Des goûts, des couleurs, des notes provençales et en même temps, beaucoup de maîtrise avec cette pointe de classicisme. Si vous passez dans les environs, je ne saurais trop vous conseiller une halte dans ce village charmant et ce lieu hypnotique, pensez-y, clapotis de fontaine, chants d’oiseaux, cyprès centenaires, montagne ensorcelante, vous y êtes…

Au restaurant, menus à 45 €, 65 € et 85 €. Pour une nuit, ça chiffre, je laisse ceux dont les moyens le permettent le soin d’aller les consulter.
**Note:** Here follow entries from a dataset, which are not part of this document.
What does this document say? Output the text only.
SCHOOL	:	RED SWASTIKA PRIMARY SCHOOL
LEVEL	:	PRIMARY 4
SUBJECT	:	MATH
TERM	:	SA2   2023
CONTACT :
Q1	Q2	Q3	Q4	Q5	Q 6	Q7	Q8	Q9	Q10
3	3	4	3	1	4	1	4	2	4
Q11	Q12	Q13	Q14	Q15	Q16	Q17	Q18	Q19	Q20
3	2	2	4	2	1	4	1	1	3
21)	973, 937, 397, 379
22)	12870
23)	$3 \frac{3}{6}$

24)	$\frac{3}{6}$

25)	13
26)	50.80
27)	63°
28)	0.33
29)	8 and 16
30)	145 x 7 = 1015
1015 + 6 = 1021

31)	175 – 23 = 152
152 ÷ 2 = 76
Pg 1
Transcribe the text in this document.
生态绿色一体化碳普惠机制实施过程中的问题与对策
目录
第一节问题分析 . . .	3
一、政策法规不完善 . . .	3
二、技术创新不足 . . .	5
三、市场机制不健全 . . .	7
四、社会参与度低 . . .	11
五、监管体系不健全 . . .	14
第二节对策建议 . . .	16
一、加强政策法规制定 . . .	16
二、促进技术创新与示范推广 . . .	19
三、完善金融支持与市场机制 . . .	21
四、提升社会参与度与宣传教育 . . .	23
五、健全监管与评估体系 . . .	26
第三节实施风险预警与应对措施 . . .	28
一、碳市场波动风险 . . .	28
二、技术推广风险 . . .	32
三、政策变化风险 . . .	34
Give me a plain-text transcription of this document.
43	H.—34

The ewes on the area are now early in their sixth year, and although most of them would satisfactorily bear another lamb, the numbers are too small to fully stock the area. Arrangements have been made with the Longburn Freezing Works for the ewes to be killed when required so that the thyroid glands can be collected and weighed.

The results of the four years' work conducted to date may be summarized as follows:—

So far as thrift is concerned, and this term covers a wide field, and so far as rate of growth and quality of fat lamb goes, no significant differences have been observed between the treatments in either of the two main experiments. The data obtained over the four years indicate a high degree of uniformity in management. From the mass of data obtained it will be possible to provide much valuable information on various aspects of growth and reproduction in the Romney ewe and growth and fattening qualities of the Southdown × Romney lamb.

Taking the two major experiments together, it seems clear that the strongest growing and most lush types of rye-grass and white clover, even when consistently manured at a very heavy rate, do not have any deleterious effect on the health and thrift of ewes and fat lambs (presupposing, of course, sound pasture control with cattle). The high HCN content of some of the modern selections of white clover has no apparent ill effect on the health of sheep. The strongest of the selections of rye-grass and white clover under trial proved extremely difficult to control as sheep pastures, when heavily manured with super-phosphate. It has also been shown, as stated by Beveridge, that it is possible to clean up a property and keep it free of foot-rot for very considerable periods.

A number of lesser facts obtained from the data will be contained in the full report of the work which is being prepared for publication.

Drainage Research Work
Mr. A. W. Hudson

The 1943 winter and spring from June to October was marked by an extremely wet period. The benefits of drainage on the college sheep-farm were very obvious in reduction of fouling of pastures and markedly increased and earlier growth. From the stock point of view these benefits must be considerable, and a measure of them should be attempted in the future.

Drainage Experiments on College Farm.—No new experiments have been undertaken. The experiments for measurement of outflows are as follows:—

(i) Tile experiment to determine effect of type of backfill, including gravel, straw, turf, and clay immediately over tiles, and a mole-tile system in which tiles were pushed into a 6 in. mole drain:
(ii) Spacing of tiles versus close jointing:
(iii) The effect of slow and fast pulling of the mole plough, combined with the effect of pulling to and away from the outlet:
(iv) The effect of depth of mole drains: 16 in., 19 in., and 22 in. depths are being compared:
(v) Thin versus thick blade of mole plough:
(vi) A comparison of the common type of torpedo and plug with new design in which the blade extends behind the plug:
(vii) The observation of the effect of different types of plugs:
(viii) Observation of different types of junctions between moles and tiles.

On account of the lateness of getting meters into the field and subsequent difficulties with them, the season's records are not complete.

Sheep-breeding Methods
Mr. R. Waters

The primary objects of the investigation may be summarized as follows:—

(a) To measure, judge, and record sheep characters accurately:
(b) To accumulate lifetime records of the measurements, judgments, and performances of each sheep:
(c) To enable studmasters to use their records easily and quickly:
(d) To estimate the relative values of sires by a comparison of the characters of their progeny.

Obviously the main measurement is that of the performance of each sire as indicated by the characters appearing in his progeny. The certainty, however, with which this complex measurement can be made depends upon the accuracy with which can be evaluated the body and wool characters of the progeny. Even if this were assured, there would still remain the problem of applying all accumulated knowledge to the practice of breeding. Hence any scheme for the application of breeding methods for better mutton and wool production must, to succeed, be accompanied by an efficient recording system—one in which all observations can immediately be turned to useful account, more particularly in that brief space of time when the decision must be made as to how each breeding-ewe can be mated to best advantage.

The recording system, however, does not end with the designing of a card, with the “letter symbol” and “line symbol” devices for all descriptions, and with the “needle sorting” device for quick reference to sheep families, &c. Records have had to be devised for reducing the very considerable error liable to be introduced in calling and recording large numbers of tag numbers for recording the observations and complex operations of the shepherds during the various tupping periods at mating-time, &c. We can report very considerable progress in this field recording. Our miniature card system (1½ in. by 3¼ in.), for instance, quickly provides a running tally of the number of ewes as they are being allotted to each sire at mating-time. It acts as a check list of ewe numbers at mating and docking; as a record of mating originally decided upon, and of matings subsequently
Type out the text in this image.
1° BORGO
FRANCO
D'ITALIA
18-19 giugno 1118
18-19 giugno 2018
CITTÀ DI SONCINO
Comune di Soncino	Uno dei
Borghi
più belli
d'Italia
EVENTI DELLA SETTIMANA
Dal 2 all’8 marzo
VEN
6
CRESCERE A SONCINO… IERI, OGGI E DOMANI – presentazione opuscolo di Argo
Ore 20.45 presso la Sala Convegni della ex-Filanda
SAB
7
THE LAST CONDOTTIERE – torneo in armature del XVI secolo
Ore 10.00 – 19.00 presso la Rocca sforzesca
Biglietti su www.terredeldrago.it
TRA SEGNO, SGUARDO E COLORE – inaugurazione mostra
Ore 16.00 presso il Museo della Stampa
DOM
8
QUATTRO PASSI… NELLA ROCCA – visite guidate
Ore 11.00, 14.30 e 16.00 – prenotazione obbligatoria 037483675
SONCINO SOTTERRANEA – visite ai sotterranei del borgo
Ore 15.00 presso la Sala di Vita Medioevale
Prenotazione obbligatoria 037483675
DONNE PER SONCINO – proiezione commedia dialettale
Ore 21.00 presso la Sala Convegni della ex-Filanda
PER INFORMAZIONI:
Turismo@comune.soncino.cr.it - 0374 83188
Hostellerie de l’Abbaye de la Celle, 10 place du Général de Gaulle, 83170 La Celle, 04 98 05 14 14

Septime »

2 réponses à Hostellerie de l’Abbaye de la Celle

  1. Patrick CdM dit :

    Un endroit magnifique, des chambres qu’on apprécie en effet, surtout en pleins frimas car nous y étions fin décembre. Et le petit dej ! ;-))

  2. Patrick CdM, oh oui, le petit déj, je suis sûre qu’il est top ! Décidément, il faut que j’y retourne y passer une nuit, allez quelques centimes dans ma tirelire à partir d’aujourd’hui et chaque jour.